PTC Therapeutics’ Upstaza (eladocagene exuparvovec) has received authorisation from the Medicines and Healthcare Products Regulatory Agency (MHRA) in the UK.
Upstaza is the first approved disease-modifying treatment for aromatic L-amino acid decarboxylase (AADC) deficiency. It is also the first marketed gene therapy directly infused into the brain. The MHRA marketing authorisation is for treatment of patients 18 months and older.
AADC deficiency is a rare, fatal disorder that arrests motor development causing severe disability.

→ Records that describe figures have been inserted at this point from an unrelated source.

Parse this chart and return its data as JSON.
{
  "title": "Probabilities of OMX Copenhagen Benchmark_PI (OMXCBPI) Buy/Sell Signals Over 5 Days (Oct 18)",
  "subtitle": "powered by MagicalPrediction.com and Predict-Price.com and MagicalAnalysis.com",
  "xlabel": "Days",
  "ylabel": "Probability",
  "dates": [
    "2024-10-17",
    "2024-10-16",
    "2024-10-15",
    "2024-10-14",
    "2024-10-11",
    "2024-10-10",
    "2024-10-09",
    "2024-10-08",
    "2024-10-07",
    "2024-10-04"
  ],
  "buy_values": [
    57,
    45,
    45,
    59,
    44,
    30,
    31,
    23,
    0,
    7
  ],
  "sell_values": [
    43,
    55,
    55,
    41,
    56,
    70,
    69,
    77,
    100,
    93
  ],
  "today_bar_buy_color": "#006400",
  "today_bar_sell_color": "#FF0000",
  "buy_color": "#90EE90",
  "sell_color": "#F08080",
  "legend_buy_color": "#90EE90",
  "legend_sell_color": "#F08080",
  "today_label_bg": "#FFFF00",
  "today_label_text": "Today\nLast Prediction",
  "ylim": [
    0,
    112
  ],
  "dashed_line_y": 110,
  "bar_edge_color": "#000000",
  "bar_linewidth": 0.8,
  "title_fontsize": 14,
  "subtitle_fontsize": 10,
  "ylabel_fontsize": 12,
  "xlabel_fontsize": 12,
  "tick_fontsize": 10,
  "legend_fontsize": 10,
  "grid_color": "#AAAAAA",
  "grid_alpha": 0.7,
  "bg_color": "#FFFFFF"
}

“We are thrilled with the MHRA’s rapid authorisation of Upstaza,” said Stuart W Peltz, Chief Executive Officer, PTC Therapeutics. “Patients in the UK with AADC deficiency are one step closer to having access to a much-needed disease modifying therapy.”
In clinical studies, patients demonstrated a mastery of clinically meaningful motor skills, including the ability to ambulate independently.
Milestone achievements including cognitive and language acquisition occurred from as early as three months following treatment, with improvements continuing up to ten years after treatment. Upstaza also reduced symptoms that cause potentially life-threatening and morbid complications.
“The approval of an AADC deficiency gene therapy in the UK will provide the opportunity to transform the prognosis for those born and living with this disease, and we are hopeful for access in the coming months,” stated Kirsty Hoyle, CEO, Metabolic Support UK.
“Without treatment, most children born with AADC deficiency will have difficulty with their development and many of the symptoms can be distressing and life-threatening. The impact on those living with AADC and their communities is significant, with children facing frequent hospitalisations, emergency visits and requiring a multi-disciplinary team of highly trained specialists.”